The non-domestic rating appeals process is buckling under the weight of its own bureaucracy. The log jam of appeals at the Valuation Tribunal service is testament to the bureaucratic mess which now exists around the entire system of business rates appeals.
Businesses seek justice
With an estimated one third of a million separate rating appeals outstanding, some of which date from the 2005 rating list, hard pressed businesses face a bitter fight for justice in the face of a non-domestic rating regime which has actively stacked the cards entirely in its own favour. The tactics being employed in the name of the coalition government include:
• Playing the long game
Each unsettled appeal, including many from previous rating lists, directly impacts upon the financial success or failure of an individual business. Yet the government seems comfortable playing the long game in the hope that appeals will eventually be dropped.
• Layered bureaucracy
With the exception of investment in the information systems which underpin property valuation and rating, little positive change has occurred in the processing of rating appeals. For example, the statement of case is a bureaucratic luxury neatly bound in government red tape. It serves only to increase the workload for appellants, stifle negotiation between the parties and provide the government with time to conjure up reasons why a genuine appeal ought to fail.

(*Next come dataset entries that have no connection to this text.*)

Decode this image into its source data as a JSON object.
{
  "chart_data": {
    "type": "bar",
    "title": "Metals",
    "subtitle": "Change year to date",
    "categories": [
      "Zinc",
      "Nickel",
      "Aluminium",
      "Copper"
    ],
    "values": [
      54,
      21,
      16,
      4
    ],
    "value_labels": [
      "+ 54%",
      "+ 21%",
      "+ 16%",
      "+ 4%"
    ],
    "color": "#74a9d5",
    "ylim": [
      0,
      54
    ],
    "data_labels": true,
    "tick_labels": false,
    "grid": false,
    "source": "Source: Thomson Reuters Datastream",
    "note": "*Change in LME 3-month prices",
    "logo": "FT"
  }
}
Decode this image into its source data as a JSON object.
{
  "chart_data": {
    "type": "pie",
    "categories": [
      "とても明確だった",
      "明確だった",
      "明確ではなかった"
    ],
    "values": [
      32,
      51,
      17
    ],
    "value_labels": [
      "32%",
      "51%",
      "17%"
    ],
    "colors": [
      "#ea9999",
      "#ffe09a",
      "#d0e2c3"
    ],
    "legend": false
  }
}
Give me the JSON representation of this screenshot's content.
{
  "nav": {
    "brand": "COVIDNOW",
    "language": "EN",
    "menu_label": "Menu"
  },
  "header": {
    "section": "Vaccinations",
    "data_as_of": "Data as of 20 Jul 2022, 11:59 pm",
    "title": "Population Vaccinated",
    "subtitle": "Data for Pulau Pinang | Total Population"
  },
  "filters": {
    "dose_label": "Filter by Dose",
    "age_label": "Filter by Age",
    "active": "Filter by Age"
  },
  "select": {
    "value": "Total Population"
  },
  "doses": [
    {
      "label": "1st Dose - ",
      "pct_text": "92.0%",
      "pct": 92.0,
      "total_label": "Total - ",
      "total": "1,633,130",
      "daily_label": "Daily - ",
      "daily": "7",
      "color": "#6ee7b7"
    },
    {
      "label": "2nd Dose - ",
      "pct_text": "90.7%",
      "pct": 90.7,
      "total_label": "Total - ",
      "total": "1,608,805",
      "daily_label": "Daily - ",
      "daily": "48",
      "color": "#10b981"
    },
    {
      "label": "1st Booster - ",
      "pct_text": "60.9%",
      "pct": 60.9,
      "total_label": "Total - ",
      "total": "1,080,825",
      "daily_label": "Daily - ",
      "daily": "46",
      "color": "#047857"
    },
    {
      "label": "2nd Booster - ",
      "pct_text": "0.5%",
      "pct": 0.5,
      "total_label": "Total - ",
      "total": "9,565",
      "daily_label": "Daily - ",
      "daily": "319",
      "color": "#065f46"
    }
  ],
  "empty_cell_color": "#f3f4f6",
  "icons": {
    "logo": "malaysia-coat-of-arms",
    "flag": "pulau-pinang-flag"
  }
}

• Ignoring professional advice
Beyond warm words in public, the government’s Valuation Office Agency (VOA) has chosen not to invite professional surveyors with experience of property within common classes to discuss the general parameters for agreement in advance of individual negotiations. Instead, it seeks to settle cases individually, thereby increasing the cost and volume of individual appeals, and delaying outcomes.
• Withholding rental evidence
The government’s representatives have also elected to withhold rental evidence in situations where it deems the appellant unable to present a cogent argument. In order to stymie so-called ‘fishing expeditions’, the VOA has manufactured a negotiating environment in which relevant evidence need not be shared between the parties.
• Subverting negotiation
The role of the much maligned statement of case ought to be reviewed. In these difficult times, with business resourcing under pressure, VOA headcount being cut and appeal numbers increasing, this apparently innocuous part of the bureaucratic procedure actually plays a significant role in stalling negotiation. The parties should be being encouraged to negotiate freely up until the very last moment.
2008 valuations are increasingly irrelevant
The unfortunate reality of the situation is that genuinely relevant rental evidence is thin on the ground because today’s market is depressed and the Rateable Values being used to determine occupier rate liability were set in 2008, prior to the onset of the current recession. Those valuations are, to a great extent, irrelevant in light of the impact of recession.
All parties should refine appeal procedures, share relevant rental evidence and strive to achieve a rapid conclusion based upon reasonableness rather than delaying the outcome of an appeal by pulling every trick in the book.
This article is part of the autumn 2012 edition of Rating in Brief.